Выбрать главу

У Орехова кружилась голова. Уже третью ночь он не спал. За все это время лишь раза два ему удалось днем прикорнуть в землянке на несколько часов.

Веки были тяжелыми, ломило в висках, голову словно сдавливал какой–то обруч, ныла поясница. Мысли были вялыми, путались и переплетались. Как он теперь завидовал умению Усена Кумарбекова спать в любое время, спать каждую короткую минутку затишья. Спать за прошлое и спать про запас.

Орехов ползал по склону и носил к ходу сообщения камень за камнем, а Гаранин строил стенку, умело прокладывая валуны зеленым сырым мхом, который он собирал в низинке возле выступа.

Стенка росла медленно. Сначала Николай просто носил камни, потом начал их считать. Насчитал четыреста и бросил: надоело. Затем он стал прикидывать, сколько потребуется еще камней, чтобы достроить стенку. Считал в уме объем, умножал ширину на высоту… Но скоро сбился и механически, как заводная игрушка, ползал по склону и выковыривал валуны.

С каждым часом приходилось отползать все дальше от стенки, чтобы разыскать подходящий камень. Он уже не поспевал за Гараниным. Предложил ему поменяться, но Гаранин сердито сказал, что меняться нельзя, что Орехов и двух кирпичей друг на друга как следует не положит, а уж про стенку и говорить не стоит. Рассыплется она от его работы, потом снова переделывай…

Ночь была непроглядно темной. Где–то глухо татакали пулеметы да вспыхивали иногда осветительные ракеты, проливая на сопки короткое зеленоватое зарево. До рассвета — целая бесконечность. Камни становились все тяжелее и тяжелее. Хорошо хоть ягель возле них был влажным, напитанным, как губка, холодной росой. От нее коченели пальцы, но сырость, проникая сквозь шинель, холодила тело, заставляла его двигаться.

Плоский, похожий на сковороду камень, боком воткнутый в расселину, глубоко засел в щебенке. Николай кое–как расшатал его, но вытащить не мог. На мгновенье он остановился, соображая, что делать. «Немножко отдохну, потом снова возьмусь», — решил он. Отяжелевшая голова тотчас же упала на ребро камня. Глаза закрылись, и мускулы блаженно расслабли…

Проснулся он от какого–то внутреннего толчка и сначала ничего не мог сообразить. Было светло и тихо. Больно ныла шея, которая лежала на краю валуна, наполовину вывернутого из гнезда.

И тут Орехов все вспомнил.

«Уснул, — растерянно подумал он. — Уснул, балда несчастная!»

Орехов вскочил на ноги. И тотчас же по склону метрах в трех от него знакомыми щербинками прошлась пулеметная очередь.
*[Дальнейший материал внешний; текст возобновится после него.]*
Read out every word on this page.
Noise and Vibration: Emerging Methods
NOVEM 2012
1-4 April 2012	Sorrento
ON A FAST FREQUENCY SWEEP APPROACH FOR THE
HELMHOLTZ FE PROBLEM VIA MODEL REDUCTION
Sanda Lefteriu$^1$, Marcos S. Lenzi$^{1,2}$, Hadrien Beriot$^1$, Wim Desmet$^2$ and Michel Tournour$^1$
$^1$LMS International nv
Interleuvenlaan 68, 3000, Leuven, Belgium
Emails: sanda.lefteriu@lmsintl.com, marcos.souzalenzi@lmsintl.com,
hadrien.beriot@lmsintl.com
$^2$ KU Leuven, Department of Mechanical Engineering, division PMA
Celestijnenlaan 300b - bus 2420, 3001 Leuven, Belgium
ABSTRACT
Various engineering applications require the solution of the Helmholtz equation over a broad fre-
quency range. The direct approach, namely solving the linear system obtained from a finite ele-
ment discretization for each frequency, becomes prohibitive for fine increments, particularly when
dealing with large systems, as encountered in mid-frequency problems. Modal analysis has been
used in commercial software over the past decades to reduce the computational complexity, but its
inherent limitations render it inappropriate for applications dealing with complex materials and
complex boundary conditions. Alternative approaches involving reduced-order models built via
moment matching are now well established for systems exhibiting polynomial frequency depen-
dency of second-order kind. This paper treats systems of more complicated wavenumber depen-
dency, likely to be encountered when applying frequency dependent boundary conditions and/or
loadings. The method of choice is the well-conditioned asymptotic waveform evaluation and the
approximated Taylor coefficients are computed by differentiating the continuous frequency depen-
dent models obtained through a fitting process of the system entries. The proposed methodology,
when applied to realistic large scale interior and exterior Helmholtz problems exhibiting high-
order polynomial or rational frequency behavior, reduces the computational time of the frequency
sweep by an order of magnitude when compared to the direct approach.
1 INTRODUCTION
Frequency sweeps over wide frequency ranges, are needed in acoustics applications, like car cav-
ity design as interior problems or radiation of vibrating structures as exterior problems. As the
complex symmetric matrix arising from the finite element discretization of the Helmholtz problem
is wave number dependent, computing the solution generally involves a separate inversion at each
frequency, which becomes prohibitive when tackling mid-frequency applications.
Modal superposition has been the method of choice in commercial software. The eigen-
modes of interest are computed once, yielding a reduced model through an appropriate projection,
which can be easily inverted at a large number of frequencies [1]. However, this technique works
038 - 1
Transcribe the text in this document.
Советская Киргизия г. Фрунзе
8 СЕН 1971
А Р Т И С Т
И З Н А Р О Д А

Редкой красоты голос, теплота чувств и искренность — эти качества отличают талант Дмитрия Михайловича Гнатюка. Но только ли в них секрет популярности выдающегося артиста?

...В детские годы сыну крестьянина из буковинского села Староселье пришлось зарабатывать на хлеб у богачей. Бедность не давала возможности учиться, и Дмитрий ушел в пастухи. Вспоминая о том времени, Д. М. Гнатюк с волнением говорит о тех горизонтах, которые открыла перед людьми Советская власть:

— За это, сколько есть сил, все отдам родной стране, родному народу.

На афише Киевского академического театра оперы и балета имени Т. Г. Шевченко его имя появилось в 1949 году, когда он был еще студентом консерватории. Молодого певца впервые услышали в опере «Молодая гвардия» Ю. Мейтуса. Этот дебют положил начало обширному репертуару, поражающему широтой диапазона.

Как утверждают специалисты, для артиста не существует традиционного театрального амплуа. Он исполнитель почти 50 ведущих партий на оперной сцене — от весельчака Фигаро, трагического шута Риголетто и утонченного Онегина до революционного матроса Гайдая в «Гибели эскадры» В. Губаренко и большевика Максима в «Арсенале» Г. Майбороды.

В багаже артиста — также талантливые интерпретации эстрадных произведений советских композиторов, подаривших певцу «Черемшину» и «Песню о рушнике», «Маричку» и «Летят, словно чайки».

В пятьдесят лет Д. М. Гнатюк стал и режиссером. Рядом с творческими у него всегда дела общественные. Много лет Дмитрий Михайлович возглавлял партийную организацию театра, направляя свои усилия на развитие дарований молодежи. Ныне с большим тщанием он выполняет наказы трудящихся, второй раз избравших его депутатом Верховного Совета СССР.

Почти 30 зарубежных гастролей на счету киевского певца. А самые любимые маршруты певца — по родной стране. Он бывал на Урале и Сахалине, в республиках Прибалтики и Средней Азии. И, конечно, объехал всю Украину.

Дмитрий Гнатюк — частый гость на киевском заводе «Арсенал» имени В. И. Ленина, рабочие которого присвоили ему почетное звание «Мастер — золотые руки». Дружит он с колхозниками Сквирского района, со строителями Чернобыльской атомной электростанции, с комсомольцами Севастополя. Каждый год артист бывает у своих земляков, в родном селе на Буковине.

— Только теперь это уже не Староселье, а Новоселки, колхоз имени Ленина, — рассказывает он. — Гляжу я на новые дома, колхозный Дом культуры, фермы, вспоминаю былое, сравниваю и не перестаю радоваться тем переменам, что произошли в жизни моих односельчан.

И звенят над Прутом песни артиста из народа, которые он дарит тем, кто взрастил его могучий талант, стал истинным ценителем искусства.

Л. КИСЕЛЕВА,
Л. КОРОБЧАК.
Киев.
«По мне», — обожгла страшная мысль. Он проворно упал на землю и только тут сообразил, что находится на открытом, простреливаемом немцами участке склона. Для этого они и строили здесь ход сообщения. Вон он, рукой подать, метров сто низенькая каменная стенка. Конец ее не достроен. Перед ней гранит ровный, как столешница. С него собраны на постройку все камни. Теперь и головы негде спрятать.

Николай поглядел в другую сторону, где темнела запасная ячейка. Туда тоже не пройти. Глаза стали торопливо обшаривать склон метр за метром.

Орехов понимал, что его приметили. Как только он встанет, его ухлопают.

В роте Николая уже, наверное, считают мертвым. Гаранин пришел и доложил, что Орехов исчез. Почему он ночью не разыскал, не разбудил его?

Вдруг вспомнилось вытянувшееся лицо Гаранина, его деревянный взгляд и тонкий палец с белым ногтем, собирающий жир свиной тушенки со стенок котелка. Бросил товарища, подлюка!

Навалившаяся злость помогла Николаю взять себя в руки. Нет, рановато задумали его хоронить. Еще посмотрим, поглядим, кто кого. Не такой он дурень, чтобы голову под пулемет подставить.

Осторожно вытягивая руки и приникая к камням, Орехов прополз десяток метров по крошечной, еле приметной выбоинке и вскочил на ноги там, где пулеметчик не ожидал его увидеть.

Скачками, через камни, нелепо размахивая винтовкой, Орехов кинулся по склону, не разбирая направления. Сзади прогрохотала очередь. Снова мимо.

Тотчас же Орехов упал на землю и прилип к источенному временем граниту. Возле головы тонко свистнула пуля. Это бил снайпер. Опять стало страшно. Уйдешь от пулемета, нарвешься на снайпера. Снайпера будешь беречься — под очередь угодишь.